One thing about having legal representation and going through a court system is that often it equalises the power imbalance for women who have been physically or sexually abused, who, understandably, feel they want to settle the matter and get on with their lives but will not achieve the kind of property settlement, spousal-maintenance support and child support outcomes that I would describe as a fair and just settlement under, historically, sections 79(4) and 75(2) of the Family Law Act. The President of the Law Council, in May this year, said:

Further investment in the courts and legal aid is still required to deliver the best outcomes for children and Australian families.

And I say: amen to that!

Presently, as I said before, the majority of cases are handled by the Federal Circuit Court, and the most complex matters are reserved for the more experienced specialist judges who preside over the Family Court. I've seen circumstances in which people have been appointed to the Appeals Division of the Family Court and the government has not appointed a replacement for that judge, who deals with trial matters—matters at first instance, interim hearings and final hearings. That's one reason there are delays. If you appoint an experienced judge who's dealing with matters at the trial level, or the final hearing level, to the Appeals Division then you'll have a backlog. That's the trouble: they're not appointing the judges that they need and resourcing the courts the way they need to. This is a significant change to our court system. It is a big change that will have an impact on people.

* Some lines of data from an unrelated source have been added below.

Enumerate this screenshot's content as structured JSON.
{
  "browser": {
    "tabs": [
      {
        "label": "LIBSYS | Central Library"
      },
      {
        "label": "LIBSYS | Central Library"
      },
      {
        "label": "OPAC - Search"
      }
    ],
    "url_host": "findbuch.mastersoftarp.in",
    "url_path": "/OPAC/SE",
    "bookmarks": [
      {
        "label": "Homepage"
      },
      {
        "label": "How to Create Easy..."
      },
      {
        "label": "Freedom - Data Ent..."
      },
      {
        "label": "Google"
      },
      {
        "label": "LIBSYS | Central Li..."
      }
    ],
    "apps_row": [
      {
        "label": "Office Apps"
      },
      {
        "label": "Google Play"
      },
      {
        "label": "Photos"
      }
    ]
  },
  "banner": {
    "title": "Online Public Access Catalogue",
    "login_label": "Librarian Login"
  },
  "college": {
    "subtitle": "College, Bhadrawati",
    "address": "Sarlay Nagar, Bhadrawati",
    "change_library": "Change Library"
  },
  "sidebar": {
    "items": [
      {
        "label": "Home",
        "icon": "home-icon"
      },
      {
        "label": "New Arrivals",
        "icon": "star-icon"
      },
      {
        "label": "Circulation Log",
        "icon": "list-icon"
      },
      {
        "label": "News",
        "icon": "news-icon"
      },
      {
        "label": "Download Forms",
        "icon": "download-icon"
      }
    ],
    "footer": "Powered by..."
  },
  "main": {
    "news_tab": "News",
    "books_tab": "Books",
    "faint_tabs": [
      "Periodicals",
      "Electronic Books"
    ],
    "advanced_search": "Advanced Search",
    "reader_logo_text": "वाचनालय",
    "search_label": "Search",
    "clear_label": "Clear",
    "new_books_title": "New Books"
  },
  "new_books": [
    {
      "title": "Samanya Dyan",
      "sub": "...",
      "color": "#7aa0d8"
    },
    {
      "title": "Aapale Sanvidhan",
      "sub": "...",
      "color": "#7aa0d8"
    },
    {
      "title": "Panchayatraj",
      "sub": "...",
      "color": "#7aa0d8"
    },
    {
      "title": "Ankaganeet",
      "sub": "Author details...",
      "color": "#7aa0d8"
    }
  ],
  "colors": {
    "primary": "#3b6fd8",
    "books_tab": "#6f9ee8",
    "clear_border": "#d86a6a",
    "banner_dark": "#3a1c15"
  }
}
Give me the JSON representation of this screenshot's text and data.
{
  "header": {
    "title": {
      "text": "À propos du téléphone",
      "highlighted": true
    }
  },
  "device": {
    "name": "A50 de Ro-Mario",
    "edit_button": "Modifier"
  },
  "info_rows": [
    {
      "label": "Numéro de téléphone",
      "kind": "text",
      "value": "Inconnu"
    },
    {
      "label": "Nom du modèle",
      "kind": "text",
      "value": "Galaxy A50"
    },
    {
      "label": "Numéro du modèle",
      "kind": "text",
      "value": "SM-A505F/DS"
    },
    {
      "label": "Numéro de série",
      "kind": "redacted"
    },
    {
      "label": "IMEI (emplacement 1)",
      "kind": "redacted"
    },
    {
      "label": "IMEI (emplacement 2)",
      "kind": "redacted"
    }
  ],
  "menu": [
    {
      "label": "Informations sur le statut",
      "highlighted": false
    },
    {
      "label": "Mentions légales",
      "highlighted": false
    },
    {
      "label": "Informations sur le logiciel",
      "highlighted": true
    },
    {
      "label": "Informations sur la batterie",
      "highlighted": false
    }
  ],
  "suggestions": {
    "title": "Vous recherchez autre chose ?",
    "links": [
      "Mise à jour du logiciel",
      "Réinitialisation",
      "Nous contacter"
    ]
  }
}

Friday last week, across Australia, we marked White Ribbon Day, and yesterday, Sunday, was International Day for the Elimination of Violence against Women. On Friday I was privileged to be at Ipswich State High School. I want to congratulate Sarah Lake, the year 7 student welfare officer, and Principal Simon Riley, a White Ribbon ambassador, as I have been, who made a fantastic speech on the issue of violence against women, about how men have to respect women and people need to change. Domestic violence takes place in many ways. It can be physical and sexual abuse, familial isolation, religious persecution, financial domination—there are a whole range of manners in which it can be exercised, and it's shocking; it's a disgrace. Men need to have a look at themselves, because it happens at all levels of our society.

I also want to congratulate the Zonta Club of Ipswich. I was there yesterday, with the member for Ipswich, Jennifer Howard, for the launch of the club's 16 days of activism against domestic violence. I'll have an 'orange lady', as they call it, with slogans all over it in my office—I always have one. I want to encourage and congratulate the President, Pat Evatt, and all the members of the Zonta Club of Ipswich for their activism in this space.

I want to finish on this note: these are very complex areas to deal with. The government are swiftly trying to introduce changes, which I think has been a farce from the start. They should listen to the Bar Association, the Law Council of Australia and other stakeholders, as the member for Burt mentioned. The government should have a look at themselves again and look at the history of this court. If they funded the courts properly and funded legal aid properly we wouldn't have the problems we're having in the system.